Nowhere is this truer than with cancer. Every patient’s tumor is genetically unique. That means most cancer patients have in effect a rare disease that may benefit from a drug that works for only a small number of other patients.

…We can reduce the cost of the drug companies’ bet by returning the FDA to its earlier mission of ensuring safety and leaving proof of efficacy for post-approval studies and surveillance.

Harvard Neurologist Peter Lansbury made a similar argument several years ago:

There are also scientific reasons to replace Phase 3. The reasoning behind the Phase 3 requirement — that the average efficacy of a drug is relevant to an individual patient — flies in the face of what we now know about drug responsiveness. Very few drugs are effective in all individuals. In fact, most are not effective in large portions of the population, for reasons that we are just beginning to understand.

It’s much easier to get approval for drugs that are marginally effective in, say, half the population than drugs that are very effective in a small fraction of patients. This statistical barrier discourages the pharmaceutical industry from even beginning to attack diseases, such as Parkinson’s, that are likely to have several subtypes, each of which may respond to a different drug. These drugs are the underappreciated casualties of the Phase 3 requirement; they will never be developed because the risk of failure at Phase 3 is simply too great.
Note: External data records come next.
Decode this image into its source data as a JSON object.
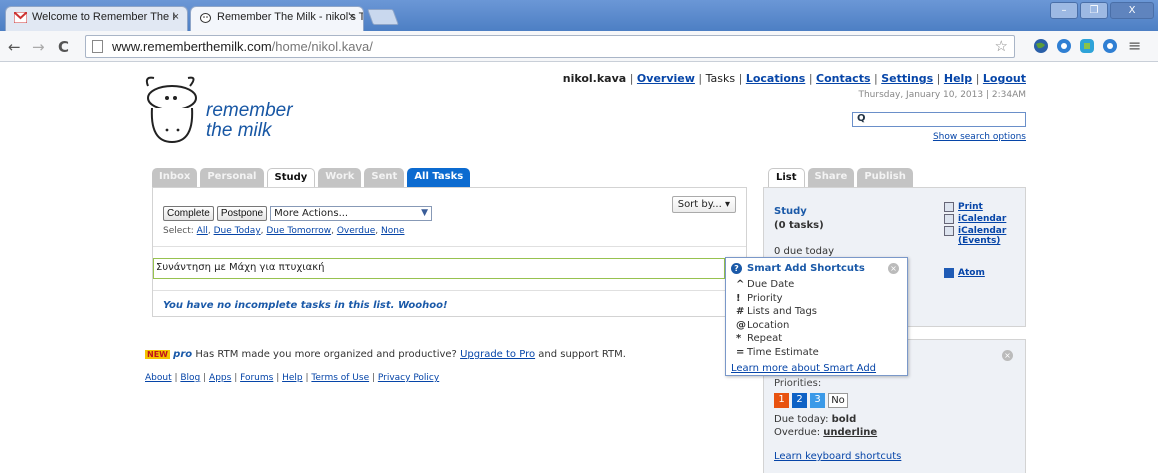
{
  "browser": {
    "tabs": [
      {
        "label": "Welcome to Remember The I",
        "close": "×"
      },
      {
        "label": "Remember The Milk - nikol's T",
        "close": "×"
      }
    ],
    "nav": {
      "back": "←",
      "forward": "→",
      "reload": "C"
    },
    "url_host": "www.rememberthemilk.com",
    "url_path": "/home/nikol.kava/",
    "star": "☆",
    "menu": "≡",
    "window_buttons": {
      "minimize": "–",
      "restore": "❐",
      "close": "X"
    }
  },
  "logo": {
    "line1": "remember",
    "line2": "the milk"
  },
  "topnav": {
    "user": "nikol.kava",
    "overview": "Overview",
    "tasks": "Tasks",
    "locations": "Locations",
    "contacts": "Contacts",
    "settings": "Settings",
    "help": "Help",
    "logout": "Logout",
    "datetime": "Thursday, January 10, 2013 | 2:34AM"
  },
  "search": {
    "icon": "search-icon",
    "show_options": "Show search options"
  },
  "list_tabs": [
    "Inbox",
    "Personal",
    "Study",
    "Work",
    "Sent",
    "All Tasks"
  ],
  "task_panel": {
    "complete_button": "Complete",
    "postpone_button": "Postpone",
    "more_actions": "More Actions...",
    "sort_by": "Sort by...",
    "select_label": "Select:",
    "select_all": "All",
    "select_due_today": "Due Today",
    "select_due_tomorrow": "Due Tomorrow",
    "select_overdue": "Overdue",
    "select_none": "None",
    "add_input_value": "Συνάντηση με Μάχη για πτυχιακή",
    "empty_message": "You have no incomplete tasks in this list. Woohoo!"
  },
  "promo": {
    "new_badge": "NEW",
    "pro_badge": "pro",
    "text": "Has RTM made you more organized and productive?",
    "link": "Upgrade to Pro",
    "text_after": "and support RTM."
  },
  "footer": [
    "About",
    "Blog",
    "Apps",
    "Forums",
    "Help",
    "Terms of Use",
    "Privacy Policy"
  ],
  "right_tabs": [
    "List",
    "Share",
    "Publish"
  ],
  "list_info": {
    "title": "Study",
    "count": "(0 tasks)",
    "due_today": "0 due today",
    "links": {
      "print": "Print",
      "icalendar": "iCalendar",
      "icalendar_events_1": "iCalendar",
      "icalendar_events_2": "(Events)",
      "atom": "Atom"
    }
  },
  "priorities_panel": {
    "label": "Priorities:",
    "p1": "1",
    "p2": "2",
    "p3": "3",
    "none": "No",
    "due_today_label": "Due today:",
    "due_today_style": "bold",
    "overdue_label": "Overdue:",
    "overdue_style": "underline",
    "keyboard_link": "Learn keyboard shortcuts"
  },
  "smart_add": {
    "title": "Smart Add Shortcuts",
    "items": [
      {
        "key": "^",
        "label": "Due Date"
      },
      {
        "key": "!",
        "label": "Priority"
      },
      {
        "key": "#",
        "label": "Lists and Tags"
      },
      {
        "key": "@",
        "label": "Location"
      },
      {
        "key": "*",
        "label": "Repeat"
      },
      {
        "key": "=",
        "label": "Time Estimate"
      }
    ],
    "learn_more": "Learn more about Smart Add"
  },
  "colors": {
    "brand_blue": "#1a59a8",
    "active_tab_blue": "#0c6bd0",
    "p1": "#e8520f",
    "p2": "#0d61c5",
    "p3": "#3b9ae8"
  }
}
Boldrin and Swamidass offer another suggestion:

In exchange for this simplification, companies would sell medications at a regulated price equal to total economic cost until proven effective, after which the FDA would allow the medications to be sold at market prices. In this way, companies would face strong incentives to conduct or fund appropriate efficacy studies. A “progressive” approval system like this would give cures for rare diseases a fighting chance and substantially reduce the risks and cost of developing safe new drugs.

Instead of price regulations I have argued for more publicly paid for efficacy studies, to be produced by the NIH and other similar institutions. Third party efficacy studies would have the added benefit of being less subject to bias.

Importantly, we already have good information on what a safety-only system would look like: the off-label market. Drugs prescribed off-label have been through FDA required safety trials but not through FDA-approved efficacy trials for the prescribed use. The off-label market has its problems but it is vital to modern medicine because the cutting edge of treatment advances at a far faster rate than does the FDA (hence, a majority of cancer and AIDS prescriptions are often off-label, see my original study and this summary with Dan Klein). In the off-label market, firms are not allowed to advertise the off-label use which also gives them an incentive, above and beyond the sales and reputation incentives, to conduct further efficacy studies. A similar approach might be adopted in a safety-only system.

Addendum: Kevin Outterson at The Incidental Economist and Bill Gardner at Something Not Unlike Research offer useful comments.